The Isaac Brock Society revealed this plan on March 9, 2012:
Recent summit talks between the Finance Minister of Canada and the Commissioner of the IRS, to determine how to overcome incompatible tax systems, has resulted in a suggestion about how to revamp the United States and Canada tax treaty. The two parties propose to merge the Internal Revenue Service of the United States and the Canada Revenue Agency, on or before January 1, 2013. The proposal is subject to approval by Congress.
IRS Commissioner Douglas Shulman made the announcement in Washington over a hand shake with Minister Jim Flaherty. Shulman was the butt of immediate criticism for the proposal to move the headquarters of the newly amalgamated tax collection entity to Canada. “I don’t see a problem with it,” said Schulman, “The Canadians proposed Downsview Airport–Hell, they insisted. And what is more they are giving the land away for free, they plan to pay for the new buildings, and they will cover the salaries of 1,000 new special enforcement agents, who will be equipped with bullet proof-vests, assault rifles, and sidearms. Toronto’s central location will make the collection of taxes far easier than Washington DC which is located on the East Coast and thousands of miles from taxpayers in Alaska and Yukon. Moving to Toronto will move our enforcement abilities that much closer to all taxpayers.” Downsview is currently a military installation. Most Canadians do not think that Canada needs a military, and so Downsview Airport is really no longer serving any useful purpose.

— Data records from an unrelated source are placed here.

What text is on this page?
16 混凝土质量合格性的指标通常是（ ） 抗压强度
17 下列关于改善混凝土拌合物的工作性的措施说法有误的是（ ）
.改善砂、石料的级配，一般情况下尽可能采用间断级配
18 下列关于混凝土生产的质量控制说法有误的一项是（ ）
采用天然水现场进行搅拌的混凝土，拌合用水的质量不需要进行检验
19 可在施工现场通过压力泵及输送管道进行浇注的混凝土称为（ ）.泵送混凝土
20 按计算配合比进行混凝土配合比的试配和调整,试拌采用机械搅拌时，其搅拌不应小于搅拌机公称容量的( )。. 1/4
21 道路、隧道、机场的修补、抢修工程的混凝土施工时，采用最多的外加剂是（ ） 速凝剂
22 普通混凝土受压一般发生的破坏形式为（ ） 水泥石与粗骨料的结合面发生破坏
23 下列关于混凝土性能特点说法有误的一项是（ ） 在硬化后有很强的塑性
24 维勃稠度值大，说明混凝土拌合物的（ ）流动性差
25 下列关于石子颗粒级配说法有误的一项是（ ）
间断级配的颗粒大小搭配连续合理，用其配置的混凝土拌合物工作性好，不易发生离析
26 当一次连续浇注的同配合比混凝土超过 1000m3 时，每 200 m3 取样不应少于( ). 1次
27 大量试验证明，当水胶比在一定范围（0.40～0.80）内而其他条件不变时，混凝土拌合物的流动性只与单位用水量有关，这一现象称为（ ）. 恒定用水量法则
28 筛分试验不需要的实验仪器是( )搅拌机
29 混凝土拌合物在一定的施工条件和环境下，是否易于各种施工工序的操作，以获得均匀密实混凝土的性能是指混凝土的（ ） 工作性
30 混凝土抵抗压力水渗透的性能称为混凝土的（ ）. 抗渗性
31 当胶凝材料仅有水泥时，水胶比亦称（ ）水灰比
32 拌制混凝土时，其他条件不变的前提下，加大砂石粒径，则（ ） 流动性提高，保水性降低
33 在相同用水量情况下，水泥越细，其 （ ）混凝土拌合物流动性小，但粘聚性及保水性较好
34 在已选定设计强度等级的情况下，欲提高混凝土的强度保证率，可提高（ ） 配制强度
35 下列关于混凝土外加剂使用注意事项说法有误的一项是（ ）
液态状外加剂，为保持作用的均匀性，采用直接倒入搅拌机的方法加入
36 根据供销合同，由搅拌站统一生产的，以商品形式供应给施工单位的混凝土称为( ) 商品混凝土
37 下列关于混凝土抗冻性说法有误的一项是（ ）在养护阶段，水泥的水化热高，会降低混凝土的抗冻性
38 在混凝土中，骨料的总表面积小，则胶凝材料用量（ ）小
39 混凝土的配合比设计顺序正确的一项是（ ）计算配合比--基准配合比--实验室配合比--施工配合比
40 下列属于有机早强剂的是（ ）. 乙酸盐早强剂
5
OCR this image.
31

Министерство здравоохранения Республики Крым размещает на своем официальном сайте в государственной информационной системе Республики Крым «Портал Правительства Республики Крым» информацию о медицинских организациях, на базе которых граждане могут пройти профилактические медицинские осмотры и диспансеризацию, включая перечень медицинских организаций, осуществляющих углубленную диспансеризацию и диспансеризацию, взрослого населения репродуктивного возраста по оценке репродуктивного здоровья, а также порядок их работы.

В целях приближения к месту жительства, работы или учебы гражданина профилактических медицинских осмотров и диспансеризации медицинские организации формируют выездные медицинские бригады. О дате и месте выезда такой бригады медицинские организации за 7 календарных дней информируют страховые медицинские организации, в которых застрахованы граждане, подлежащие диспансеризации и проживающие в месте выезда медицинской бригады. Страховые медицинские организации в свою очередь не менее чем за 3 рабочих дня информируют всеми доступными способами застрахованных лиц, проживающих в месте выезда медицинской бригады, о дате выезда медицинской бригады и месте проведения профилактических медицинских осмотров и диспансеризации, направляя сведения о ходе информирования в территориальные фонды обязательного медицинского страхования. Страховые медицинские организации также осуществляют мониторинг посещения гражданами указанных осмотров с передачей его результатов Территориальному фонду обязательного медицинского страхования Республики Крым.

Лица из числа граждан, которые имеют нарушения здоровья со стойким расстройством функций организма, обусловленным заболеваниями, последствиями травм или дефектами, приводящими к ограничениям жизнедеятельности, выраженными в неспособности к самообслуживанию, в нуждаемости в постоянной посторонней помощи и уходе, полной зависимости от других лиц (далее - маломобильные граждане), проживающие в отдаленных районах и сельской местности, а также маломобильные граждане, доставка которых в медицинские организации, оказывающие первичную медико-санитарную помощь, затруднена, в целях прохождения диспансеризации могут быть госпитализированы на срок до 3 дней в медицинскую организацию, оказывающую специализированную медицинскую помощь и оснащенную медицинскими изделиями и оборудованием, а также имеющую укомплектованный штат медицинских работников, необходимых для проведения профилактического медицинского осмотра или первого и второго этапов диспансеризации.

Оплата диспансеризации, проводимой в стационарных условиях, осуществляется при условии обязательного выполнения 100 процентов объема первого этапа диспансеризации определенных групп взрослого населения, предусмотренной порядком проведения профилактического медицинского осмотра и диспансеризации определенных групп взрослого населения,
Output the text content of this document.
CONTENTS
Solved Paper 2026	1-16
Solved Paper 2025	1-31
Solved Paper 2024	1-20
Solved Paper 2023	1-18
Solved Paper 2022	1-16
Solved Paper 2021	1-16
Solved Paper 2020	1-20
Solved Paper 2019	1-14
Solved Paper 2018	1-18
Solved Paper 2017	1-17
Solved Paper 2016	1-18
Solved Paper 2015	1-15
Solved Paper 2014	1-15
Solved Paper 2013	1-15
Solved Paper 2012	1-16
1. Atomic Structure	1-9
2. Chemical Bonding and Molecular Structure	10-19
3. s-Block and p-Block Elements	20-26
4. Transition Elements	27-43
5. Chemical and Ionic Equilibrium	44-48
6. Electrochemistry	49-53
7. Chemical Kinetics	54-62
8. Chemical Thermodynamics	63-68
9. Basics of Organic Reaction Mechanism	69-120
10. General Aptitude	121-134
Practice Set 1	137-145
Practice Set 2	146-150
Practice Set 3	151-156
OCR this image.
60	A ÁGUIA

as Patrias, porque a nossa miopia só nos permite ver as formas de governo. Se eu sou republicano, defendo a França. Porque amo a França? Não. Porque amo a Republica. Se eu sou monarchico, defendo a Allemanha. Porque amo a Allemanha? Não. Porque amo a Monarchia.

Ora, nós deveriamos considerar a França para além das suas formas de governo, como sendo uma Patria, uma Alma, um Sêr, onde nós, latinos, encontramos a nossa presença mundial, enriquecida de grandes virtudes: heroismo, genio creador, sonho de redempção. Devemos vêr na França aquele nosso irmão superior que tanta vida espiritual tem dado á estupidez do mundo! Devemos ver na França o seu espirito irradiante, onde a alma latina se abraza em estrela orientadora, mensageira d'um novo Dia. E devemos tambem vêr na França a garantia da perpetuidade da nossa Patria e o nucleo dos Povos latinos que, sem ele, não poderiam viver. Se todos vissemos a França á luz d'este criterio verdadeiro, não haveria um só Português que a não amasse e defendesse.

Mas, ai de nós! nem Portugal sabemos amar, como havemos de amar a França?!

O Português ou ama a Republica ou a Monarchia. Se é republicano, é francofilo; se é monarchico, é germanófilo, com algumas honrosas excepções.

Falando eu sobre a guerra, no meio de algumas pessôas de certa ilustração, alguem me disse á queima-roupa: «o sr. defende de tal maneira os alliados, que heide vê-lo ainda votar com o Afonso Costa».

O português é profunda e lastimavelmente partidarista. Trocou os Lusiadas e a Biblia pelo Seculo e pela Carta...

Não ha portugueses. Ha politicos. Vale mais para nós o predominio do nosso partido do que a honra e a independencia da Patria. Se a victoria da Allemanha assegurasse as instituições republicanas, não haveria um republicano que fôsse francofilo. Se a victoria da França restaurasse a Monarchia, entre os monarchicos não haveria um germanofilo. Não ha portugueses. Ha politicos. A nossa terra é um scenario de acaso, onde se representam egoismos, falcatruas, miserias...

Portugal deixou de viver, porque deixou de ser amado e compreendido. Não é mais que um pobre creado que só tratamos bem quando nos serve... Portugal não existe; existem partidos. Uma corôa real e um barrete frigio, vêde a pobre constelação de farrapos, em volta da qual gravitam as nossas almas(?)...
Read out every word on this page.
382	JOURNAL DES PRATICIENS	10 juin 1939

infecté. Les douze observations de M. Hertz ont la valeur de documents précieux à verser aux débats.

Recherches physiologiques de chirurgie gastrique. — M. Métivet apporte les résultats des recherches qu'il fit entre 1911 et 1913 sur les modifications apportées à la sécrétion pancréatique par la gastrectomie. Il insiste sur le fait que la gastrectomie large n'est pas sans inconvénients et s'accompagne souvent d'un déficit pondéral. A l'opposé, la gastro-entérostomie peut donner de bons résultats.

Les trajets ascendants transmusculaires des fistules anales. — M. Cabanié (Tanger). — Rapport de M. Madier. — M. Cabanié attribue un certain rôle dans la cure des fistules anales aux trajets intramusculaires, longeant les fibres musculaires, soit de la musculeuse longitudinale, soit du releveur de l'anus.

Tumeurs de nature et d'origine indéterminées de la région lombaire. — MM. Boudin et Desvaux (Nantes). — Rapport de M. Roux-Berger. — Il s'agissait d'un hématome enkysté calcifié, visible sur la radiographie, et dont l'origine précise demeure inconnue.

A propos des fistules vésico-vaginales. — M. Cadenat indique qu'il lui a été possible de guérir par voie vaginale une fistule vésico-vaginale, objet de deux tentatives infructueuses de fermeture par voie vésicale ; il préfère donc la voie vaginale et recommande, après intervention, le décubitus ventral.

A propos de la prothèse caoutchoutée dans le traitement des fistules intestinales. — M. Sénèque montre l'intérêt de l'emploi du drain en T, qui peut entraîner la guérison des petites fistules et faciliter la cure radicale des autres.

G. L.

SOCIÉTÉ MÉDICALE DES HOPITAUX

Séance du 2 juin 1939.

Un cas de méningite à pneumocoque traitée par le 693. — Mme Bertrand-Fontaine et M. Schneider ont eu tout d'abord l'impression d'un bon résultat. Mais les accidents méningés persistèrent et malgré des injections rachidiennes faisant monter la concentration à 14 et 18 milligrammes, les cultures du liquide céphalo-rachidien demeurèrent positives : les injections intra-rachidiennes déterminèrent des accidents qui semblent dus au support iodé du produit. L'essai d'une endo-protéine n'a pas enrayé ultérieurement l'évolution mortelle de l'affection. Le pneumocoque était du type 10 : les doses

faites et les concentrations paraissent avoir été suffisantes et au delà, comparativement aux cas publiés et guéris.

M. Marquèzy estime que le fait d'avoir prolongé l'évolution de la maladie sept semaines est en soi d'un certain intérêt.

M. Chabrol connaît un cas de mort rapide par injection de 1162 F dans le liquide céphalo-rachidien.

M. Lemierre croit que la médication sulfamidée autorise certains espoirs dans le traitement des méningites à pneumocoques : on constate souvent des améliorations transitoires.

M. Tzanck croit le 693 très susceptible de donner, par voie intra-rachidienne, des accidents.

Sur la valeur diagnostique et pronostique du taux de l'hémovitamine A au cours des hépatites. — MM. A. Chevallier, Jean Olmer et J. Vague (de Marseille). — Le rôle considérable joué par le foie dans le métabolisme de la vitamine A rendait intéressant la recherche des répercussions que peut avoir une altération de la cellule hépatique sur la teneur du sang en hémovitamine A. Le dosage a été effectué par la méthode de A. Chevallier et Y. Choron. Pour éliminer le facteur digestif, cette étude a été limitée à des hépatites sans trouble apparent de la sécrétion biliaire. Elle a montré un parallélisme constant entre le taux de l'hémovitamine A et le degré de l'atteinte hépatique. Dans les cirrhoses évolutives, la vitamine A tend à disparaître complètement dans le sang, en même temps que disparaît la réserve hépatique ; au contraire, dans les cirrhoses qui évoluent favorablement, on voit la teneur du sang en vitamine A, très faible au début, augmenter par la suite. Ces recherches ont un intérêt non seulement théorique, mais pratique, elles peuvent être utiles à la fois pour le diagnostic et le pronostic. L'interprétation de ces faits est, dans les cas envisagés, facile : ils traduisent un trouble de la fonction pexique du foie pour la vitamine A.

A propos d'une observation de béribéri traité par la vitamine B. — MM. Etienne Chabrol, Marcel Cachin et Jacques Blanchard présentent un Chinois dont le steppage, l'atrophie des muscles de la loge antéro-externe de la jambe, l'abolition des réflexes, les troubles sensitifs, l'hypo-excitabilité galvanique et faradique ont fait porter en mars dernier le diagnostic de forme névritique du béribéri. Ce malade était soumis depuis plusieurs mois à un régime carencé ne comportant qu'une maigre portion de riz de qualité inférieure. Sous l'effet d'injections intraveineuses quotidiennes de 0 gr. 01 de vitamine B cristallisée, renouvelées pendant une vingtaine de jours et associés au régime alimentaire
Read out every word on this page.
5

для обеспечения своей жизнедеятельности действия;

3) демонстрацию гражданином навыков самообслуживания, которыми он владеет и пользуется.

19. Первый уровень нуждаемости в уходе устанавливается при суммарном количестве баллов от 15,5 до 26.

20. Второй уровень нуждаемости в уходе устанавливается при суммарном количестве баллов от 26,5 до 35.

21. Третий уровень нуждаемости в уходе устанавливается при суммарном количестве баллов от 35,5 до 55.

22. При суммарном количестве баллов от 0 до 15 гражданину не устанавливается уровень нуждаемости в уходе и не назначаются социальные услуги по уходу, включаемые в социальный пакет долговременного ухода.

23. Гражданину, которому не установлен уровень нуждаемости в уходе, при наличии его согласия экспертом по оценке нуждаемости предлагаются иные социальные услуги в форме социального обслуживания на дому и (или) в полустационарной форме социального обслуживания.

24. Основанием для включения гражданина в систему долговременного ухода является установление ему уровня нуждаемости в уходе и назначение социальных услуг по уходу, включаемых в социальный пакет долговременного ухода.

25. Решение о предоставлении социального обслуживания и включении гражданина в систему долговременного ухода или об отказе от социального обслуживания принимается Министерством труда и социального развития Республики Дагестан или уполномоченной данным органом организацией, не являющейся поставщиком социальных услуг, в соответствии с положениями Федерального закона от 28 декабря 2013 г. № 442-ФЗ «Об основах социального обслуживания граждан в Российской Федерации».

Jim Flaherty, for his part, said that the government of Canada is mainly trying to create efficiencies. He pointed out that US expats in Canada had to file two returns with contradictory rules and tax breaks and in addition, all their Canadian bank accounts were treated as foreign accounts, concerning which the United States required the taxpayer to file a FBAR (Foreign Bank Account Report). Now, everyone in North America has to file only a single return to the new UNIRNASS (United National and Internal Revenue of North America Service Station) at Downsview. Furthermore, Canadian Americans can dispense with filing FBARs since all the banks in Canada will be reporting to UNIRNASS, and therefore all Canadian accounts would be henceforth treated as domestic according to the U.S. tax code.
Flaherty added that the proposal was similar to the HST, which amalgamates provincial sales tax with the federal GST, making for a more efficient collection system by eliminating all kinds of duplication. Now UNIRNASS will collect for two countries, creating the largest single tax region since the time of Genghis Khan.
Schulman seemed particularly pleased that the UNIRNASS at Downsview will come equipped with an enforcement wing, help lines for confused taxpayers not used to the new harmonized income taxes, and even a walk-in centre where people can hand over their money in person.